Olho para ela e lembro-me
de tudo.
E porque os nossos chefes
de redacção nos ensinavam que devíamos sempre escrever todos os elementos nas
costas das fotografias, esta, que tem o carimbo do DN, diz-me que foi tirada no
Teatro da Trindade, a 20 de Setembro de 1978, pelo meu camarada de redacção
Luís Saraiva. Os fotografados são Anna Máscolo e Anton Dolin.
Acho que me lembro deste
dia do princípio ao fim. Da entrevista que fiz a ambos, da conversa que se
prolongou tarde fora, da verdadeira força da natureza que era (e é...) a Anna,
ao lado da aparente fragilidade do Anton Dolin - e eu nas nuvens, porque estava
a falar com dois monstros da dança.
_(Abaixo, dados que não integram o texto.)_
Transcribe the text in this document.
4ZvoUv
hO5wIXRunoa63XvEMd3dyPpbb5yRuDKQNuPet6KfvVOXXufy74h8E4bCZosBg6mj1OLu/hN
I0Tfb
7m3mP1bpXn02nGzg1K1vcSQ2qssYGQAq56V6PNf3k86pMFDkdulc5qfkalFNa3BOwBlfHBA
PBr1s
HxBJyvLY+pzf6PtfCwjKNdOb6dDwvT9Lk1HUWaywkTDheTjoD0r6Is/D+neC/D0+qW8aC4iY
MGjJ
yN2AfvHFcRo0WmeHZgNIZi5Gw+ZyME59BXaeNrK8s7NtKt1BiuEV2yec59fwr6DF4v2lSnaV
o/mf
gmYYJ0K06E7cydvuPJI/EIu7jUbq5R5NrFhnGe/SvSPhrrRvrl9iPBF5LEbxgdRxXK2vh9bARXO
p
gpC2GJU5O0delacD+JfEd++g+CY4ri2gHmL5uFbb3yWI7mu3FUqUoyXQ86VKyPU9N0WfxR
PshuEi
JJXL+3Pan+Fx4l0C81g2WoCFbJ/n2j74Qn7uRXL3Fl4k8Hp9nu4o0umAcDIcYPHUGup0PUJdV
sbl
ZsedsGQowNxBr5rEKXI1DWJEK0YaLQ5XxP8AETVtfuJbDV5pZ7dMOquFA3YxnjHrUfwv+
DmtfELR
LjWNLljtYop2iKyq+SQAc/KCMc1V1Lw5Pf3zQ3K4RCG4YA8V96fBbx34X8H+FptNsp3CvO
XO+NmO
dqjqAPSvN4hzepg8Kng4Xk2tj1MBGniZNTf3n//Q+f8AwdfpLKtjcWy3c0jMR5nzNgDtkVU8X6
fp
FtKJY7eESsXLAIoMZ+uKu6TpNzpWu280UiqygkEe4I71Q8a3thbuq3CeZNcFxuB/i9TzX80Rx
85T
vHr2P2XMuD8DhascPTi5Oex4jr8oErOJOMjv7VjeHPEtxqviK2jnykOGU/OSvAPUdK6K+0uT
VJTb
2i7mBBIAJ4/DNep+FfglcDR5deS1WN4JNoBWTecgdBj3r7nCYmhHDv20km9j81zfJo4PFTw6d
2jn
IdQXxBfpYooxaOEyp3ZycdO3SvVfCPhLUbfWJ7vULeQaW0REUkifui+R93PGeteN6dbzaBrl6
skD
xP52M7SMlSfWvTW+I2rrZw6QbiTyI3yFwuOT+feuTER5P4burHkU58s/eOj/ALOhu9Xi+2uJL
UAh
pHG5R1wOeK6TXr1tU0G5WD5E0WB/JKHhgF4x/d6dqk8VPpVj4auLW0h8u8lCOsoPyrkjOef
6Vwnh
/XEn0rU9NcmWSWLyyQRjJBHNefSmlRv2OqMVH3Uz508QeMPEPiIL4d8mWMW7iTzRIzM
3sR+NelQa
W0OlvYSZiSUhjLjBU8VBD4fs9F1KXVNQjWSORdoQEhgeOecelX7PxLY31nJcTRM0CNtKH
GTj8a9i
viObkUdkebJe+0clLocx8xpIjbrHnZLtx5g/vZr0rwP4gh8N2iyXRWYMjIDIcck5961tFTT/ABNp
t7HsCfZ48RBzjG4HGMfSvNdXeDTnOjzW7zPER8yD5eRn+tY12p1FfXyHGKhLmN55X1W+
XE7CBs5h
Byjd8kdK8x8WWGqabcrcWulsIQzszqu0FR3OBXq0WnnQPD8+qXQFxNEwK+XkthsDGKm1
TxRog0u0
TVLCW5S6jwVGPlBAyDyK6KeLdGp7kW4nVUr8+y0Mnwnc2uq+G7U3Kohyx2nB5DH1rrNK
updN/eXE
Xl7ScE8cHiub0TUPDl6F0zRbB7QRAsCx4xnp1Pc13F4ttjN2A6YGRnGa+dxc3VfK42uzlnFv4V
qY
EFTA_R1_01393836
Fiquei amiga da Anna até hoje.
Sorrio para a fotografia,
e tenho a certeza de que nenhum chefe de redacção me daria hoje uma página
inteira do jornal do dia (e o DN tinha ainda aquele formato gigantesco!) para eu
encher com uma conversa sobre dança. E porque estas coisas andam todas ligadas,
penso no pouco espaço que há hoje para a cultura, na pouca atenção dos
governantes - como se ela fosse dispensável, uma espécie de traste que herdámos
dos antepassados e estamos mortinhos por deitar fora. Daí que nem me espante a
ideia de acabar com o Ministério da Cultura.
E agora deixem-me
terminar esta crónica com uma história do século passado.
Durante a guerra, a
Inglaterra fazia esforços titânicos para se aguentar com as despesas. Um dia,
propuseram a Churchill, para ajudar o "esforço de guerra", como então
se dizia, cortes muito substanciais na cultura.
Churchill recusou. Sem a
cultura, "what are we fighting for?" ("por que é que estamos a
lutar?")
Outro tempo, claro.
Outra gente, também."
Alice Vieira, no Jornal de Notícias de 3 de junho de 2011.